We caught up with Vikings receivers coach George Stewart on Thursday with our own set of questions. Here are four of them:
Patterson shows so much promise as a rookie. Why was he targeted only one time in five offensive snaps?
Stewart: “That was such a disjointed ballgame. Adrian Peterson scored from 78 yards on the first play and then we go three-and-out [three times] and turn the ball over twice and it’s halftime and we’ve run only 19 plays. Also, Jerome was making plays all over the field. And Cordarrelle is behind him [on the depth chart]. It’s hard taking Jerome out of the offense. It’s kind of like Michael Jordan shooting threes and then deciding to bring in the backup guard. But we’re going to get Cordarrelle more involved, obviously, this weekend.”
You’ve gotten to know Greg Jennings. After a game like that, how difficult will it be for him to not lose his patience when the only other quarterbacks he’s played with are Favre and Rodgers?
Stewart: “He understands that this is a team. He understands that everybody can’t marry Miss America. We have good players here. Really good football players. Greg understands that. He’s not trying to compare anybody to anybody. He’s trying to be the best receiver he can be for our quarterback, like he did for Brett Favre and Aaron Rodgers. It’s kind of like living in a house. One day, you may have a mansion and the next day you may have an apartment. Regardless of where you live, it’s home. He’s trying to make the best home he can make.”

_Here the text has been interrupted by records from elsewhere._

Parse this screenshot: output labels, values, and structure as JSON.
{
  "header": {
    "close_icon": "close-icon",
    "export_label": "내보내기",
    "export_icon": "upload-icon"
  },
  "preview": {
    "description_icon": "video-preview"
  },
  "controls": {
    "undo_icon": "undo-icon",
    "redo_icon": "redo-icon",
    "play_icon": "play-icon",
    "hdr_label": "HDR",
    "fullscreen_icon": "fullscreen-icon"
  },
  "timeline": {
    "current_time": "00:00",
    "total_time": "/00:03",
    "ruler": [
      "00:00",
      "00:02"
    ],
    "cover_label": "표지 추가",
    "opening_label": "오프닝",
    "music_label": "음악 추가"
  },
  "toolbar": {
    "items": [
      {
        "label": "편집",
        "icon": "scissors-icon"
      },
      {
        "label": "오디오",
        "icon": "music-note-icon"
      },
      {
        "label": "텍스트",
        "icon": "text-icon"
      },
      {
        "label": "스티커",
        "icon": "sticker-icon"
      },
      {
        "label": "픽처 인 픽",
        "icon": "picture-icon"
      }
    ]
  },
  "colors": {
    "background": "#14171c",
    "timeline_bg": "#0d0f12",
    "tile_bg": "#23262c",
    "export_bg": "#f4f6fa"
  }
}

Now that Simpson is on pace for 112 catches for 2,240 yards, what did you think of the acrobatic catch he made on that 47-yarder on Sunday?
Stewart: “That was a play we called for that particular coverage. Man, it was like a Willie Mays catch. Jerome is like Bambi. He’s like a little deer. He has unbelievable bounding ability. That’s Jerome Simpson’s game when he’s healthy. And he’s healthy.”
OK, now the bad. Ponder’s first interception wasn’t the best throw [a slant to Simpson] and only the penalty on Ndamukong Suh prevented it from standing as a pick-six. The ball did go off Simpson’s hands, but there also was contact from the defender at about the same time. Should Simpson have caught that ball?
Stewart: “It would have been a heck of a catch had he caught it. Maybe a couple of guys in this league would have caught it. But that’s the next step. He’s not there as a receiver. That’s the next step, being able to pull that ball in. We’re always saying regardless of where the football is, we want to make plays.”
Rhythm, Stewart said, is the key. And rhythm, he said, takes more than a combined 19 games with the guy throwing the ball.
“Greg is new, Cordarrelle is new, Jerome has been here less than a year, Jarius played less than half a year last year, and Joe was a quarterback,” Stewart said. “They’re still establishing a rhythm with Christian. As we go through this season, you’ll see our passing game take off.”